Innovation in Agriculture

Prelims: Administration Policy in Agriculture, Artificial Intelligence, National e-Governance Plan in Agriculture.

Mains: Benefits of AI in agriculture need for AI and human intelligence. 

Why in the news?

The Internet of Things (IoT) and artificial intelligence (AI) have recently been used by the Indian government to implement several initiatives in the field of agriculture.

What do we need to know about AI?

Simulating human intelligence in machines is the focus of the branch of computer science known as artificial intelligence (AI).

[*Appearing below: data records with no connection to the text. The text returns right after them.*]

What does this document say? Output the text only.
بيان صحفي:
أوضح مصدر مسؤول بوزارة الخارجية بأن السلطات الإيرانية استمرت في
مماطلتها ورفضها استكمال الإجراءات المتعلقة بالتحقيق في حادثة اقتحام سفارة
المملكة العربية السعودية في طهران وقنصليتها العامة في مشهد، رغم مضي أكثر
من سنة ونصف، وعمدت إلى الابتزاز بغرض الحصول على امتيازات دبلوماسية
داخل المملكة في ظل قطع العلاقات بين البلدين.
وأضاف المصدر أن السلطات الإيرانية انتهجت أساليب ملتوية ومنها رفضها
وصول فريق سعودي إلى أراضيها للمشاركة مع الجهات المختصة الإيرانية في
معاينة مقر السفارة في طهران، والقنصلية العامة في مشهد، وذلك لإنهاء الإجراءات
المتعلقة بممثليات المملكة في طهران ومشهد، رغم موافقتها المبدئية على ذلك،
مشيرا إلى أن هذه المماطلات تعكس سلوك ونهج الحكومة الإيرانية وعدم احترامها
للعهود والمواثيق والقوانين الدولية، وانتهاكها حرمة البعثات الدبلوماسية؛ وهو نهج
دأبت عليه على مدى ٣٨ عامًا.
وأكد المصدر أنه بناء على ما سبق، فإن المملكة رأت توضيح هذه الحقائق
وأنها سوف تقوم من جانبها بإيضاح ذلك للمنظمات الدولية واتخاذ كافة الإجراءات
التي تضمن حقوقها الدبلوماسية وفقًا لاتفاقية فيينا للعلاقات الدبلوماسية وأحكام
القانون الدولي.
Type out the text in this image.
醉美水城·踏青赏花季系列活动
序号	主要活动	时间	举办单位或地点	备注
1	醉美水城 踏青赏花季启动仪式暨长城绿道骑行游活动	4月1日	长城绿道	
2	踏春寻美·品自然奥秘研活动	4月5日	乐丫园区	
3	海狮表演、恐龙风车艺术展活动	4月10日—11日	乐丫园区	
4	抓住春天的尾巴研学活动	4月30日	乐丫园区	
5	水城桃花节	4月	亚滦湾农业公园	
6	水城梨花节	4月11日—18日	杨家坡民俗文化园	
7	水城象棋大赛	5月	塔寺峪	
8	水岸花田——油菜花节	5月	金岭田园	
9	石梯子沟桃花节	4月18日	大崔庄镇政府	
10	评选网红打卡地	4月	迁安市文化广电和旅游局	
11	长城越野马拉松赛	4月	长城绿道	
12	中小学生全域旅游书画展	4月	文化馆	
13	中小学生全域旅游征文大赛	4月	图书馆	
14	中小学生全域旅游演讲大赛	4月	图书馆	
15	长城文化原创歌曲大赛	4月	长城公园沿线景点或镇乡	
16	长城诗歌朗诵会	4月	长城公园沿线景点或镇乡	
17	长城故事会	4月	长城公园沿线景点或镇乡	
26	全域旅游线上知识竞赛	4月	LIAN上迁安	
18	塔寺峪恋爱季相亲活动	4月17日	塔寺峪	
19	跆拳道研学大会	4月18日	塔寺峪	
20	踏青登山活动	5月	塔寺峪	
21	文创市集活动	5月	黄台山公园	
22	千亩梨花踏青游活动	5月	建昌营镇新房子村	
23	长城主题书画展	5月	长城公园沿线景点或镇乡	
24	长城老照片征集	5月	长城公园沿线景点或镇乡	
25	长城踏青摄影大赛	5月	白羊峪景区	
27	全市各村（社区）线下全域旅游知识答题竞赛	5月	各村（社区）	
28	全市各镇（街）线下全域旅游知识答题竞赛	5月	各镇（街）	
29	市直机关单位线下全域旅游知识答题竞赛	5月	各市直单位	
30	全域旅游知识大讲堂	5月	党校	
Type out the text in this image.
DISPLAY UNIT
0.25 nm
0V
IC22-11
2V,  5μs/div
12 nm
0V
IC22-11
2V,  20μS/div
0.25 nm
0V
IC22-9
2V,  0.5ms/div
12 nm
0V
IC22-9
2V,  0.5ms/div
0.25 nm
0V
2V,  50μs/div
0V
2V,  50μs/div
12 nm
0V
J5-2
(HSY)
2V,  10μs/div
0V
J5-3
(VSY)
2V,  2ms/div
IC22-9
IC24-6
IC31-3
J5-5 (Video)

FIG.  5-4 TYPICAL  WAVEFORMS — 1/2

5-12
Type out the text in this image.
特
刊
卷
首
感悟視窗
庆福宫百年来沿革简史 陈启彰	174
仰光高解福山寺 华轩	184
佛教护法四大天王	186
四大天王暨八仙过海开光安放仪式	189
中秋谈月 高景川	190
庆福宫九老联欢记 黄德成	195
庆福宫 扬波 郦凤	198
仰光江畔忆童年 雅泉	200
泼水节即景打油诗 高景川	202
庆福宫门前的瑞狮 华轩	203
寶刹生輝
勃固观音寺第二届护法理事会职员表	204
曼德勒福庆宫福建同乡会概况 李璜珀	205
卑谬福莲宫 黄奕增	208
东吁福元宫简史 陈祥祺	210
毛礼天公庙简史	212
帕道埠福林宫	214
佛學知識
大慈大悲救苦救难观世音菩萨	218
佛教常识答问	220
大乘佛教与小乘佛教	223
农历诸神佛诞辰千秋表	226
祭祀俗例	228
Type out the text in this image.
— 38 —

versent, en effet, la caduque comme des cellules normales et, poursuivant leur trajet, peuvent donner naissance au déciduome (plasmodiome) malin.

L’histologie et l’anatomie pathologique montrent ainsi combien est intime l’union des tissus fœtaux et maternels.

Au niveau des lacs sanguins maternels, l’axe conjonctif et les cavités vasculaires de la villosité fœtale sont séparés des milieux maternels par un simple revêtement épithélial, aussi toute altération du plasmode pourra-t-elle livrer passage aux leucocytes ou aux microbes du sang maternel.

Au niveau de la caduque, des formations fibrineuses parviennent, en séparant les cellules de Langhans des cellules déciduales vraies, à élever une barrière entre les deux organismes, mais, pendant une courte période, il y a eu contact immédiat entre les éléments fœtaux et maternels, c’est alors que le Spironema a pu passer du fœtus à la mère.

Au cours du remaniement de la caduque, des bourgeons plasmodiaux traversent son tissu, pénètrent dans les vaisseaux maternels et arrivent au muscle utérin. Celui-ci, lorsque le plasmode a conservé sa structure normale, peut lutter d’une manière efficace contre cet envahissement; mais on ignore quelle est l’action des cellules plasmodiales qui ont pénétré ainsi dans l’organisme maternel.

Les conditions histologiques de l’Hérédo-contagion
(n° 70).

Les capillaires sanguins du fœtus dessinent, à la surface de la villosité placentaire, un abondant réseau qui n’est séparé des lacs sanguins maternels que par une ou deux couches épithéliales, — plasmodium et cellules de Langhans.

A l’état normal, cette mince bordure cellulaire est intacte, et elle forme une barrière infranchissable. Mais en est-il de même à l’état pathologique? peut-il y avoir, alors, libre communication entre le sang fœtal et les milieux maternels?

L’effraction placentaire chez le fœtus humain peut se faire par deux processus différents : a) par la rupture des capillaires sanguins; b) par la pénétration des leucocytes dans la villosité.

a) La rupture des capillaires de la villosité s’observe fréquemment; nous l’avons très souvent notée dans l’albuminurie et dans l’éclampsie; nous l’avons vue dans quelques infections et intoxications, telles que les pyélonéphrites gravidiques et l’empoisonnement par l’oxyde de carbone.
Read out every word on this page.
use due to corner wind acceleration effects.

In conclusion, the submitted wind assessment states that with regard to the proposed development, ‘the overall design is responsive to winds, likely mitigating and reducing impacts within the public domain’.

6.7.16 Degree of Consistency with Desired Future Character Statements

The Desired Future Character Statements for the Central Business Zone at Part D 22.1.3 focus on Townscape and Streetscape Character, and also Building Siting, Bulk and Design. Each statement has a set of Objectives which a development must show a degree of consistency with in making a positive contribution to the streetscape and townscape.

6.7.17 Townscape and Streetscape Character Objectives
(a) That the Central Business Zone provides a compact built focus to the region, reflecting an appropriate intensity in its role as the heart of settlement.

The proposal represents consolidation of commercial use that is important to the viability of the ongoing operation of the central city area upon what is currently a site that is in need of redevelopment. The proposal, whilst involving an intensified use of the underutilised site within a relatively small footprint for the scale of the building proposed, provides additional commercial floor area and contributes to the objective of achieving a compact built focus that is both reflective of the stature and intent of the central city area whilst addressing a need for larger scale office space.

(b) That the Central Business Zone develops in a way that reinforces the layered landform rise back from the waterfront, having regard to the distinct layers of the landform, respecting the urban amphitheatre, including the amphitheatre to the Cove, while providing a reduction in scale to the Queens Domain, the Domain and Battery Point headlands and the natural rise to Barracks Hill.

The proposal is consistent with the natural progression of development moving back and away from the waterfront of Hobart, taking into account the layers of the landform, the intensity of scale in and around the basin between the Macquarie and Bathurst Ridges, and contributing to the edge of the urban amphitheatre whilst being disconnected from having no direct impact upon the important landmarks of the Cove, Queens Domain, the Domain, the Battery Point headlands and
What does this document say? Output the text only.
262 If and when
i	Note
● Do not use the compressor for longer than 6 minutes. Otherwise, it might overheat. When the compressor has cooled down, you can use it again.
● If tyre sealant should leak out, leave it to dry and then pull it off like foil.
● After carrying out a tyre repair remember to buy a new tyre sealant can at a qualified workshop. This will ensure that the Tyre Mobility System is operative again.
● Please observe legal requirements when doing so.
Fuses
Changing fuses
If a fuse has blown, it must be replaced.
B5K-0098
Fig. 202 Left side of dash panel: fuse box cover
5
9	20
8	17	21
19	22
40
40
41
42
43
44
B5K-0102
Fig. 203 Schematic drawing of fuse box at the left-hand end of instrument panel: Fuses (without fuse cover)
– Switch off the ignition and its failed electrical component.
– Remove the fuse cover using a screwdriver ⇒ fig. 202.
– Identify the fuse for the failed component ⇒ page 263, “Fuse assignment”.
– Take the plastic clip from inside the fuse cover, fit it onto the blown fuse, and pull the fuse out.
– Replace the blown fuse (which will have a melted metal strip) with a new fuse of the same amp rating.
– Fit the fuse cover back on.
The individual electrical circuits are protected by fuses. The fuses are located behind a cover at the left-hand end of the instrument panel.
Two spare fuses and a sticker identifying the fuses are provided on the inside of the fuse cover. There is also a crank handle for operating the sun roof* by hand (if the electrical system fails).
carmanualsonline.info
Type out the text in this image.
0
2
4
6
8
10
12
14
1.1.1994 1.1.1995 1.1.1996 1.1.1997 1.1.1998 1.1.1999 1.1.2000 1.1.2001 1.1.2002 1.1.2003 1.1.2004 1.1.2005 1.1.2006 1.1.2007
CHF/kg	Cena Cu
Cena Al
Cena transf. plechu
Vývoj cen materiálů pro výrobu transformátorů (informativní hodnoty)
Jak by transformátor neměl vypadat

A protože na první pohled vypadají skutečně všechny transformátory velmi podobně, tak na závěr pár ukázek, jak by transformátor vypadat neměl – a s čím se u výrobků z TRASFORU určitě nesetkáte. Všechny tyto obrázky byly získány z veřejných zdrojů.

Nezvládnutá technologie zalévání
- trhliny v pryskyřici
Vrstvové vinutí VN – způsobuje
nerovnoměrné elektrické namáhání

  • AI automates repetitive learning and data-driven discovery processes. AI carries out regular, high-volume, computerised tasks rather than automating manual ones. Moreover, it does so consistently and without growing weary. 
  • AI has the potential to add intellectuality to existing products. AI capabilities can improve the quality of products by adding additional features such as automation, conversational platforms, smart machines, and bots. 
  • AI uses learning algorithms to do programming and is based on the regularities in data and structure to get skills. For example, just as the algorithm acquires skills to play any game like chess, ludo, etc. Similarly, it learns what product is recommended next when someone searches for something online. 

 How is artificial intelligence used in agriculture?

  • Data Analysis: 
      • Daily, farms generate millions of data points on the ground. Now that artificial intelligence (AI) is available, farmers can analyse various real-time data, such as weather, temperature, water use, or soil conditions gathered from their farms, to help them make better decisions.
      • Farmers are also using AI to develop seasonal forecasting models to increase productivity and improve agricultural accuracy.
  • Agricultural precision
      • In order to help farmers identify pests, diseased plants, and undernourished plants, precision agriculture uses AI technology.
      • Artificial intelligence (AI) sensors can recognise and pinpoint weeds and choose which herbicides to apply within the proper buffer zone.
      • As a result, toxins and herbicides applied in excess and end up in our food are less likely to be consumed.
      • By using precision agriculture, productivity would rise.
  • Addressing the Labor Challenge
    • The challenge of a labour shortage is one that most farms are facing as fewer people enter the farming industry.
    • AI-powered agricultural robots are one way to address this labour shortage. These robots serve several purposes and supplement human labour. For example:
      • With a constant labour force, these robots can harvest crops more quickly and in greater quantities than human labourers, identify and remove weeds with greater accuracy, and lower farm costs.
      • In addition, chatbots are increasingly being used by farmers. Chatbots are useful in various tasks, including answering questions and offering suggestions for fixing particular farm issues. 

What needs to be done in the agriculture sector?

  • Due to recent reforms in the agriculture sector, there is a possibility of increased contract farming investments and technology infusion, which will lead to higher yields and productivity.
  • This will accelerate the use of AI in agriculture. Scale-up investments from the public and private sectors are also necessary to support these AI solutions.
  • In India, the emergence of agritech startups has increased dramatically due to the penetration of advanced technology and a supportive regulatory environment.
  • Adopting cutting-edge technologies like AI, ML, IoT, and blockchain in the agriculture ecosystem can only be seen as having begun.
  • The agricultural industry, largely dependent on erratic climatic conditions, is greatly aided by these collective technologies.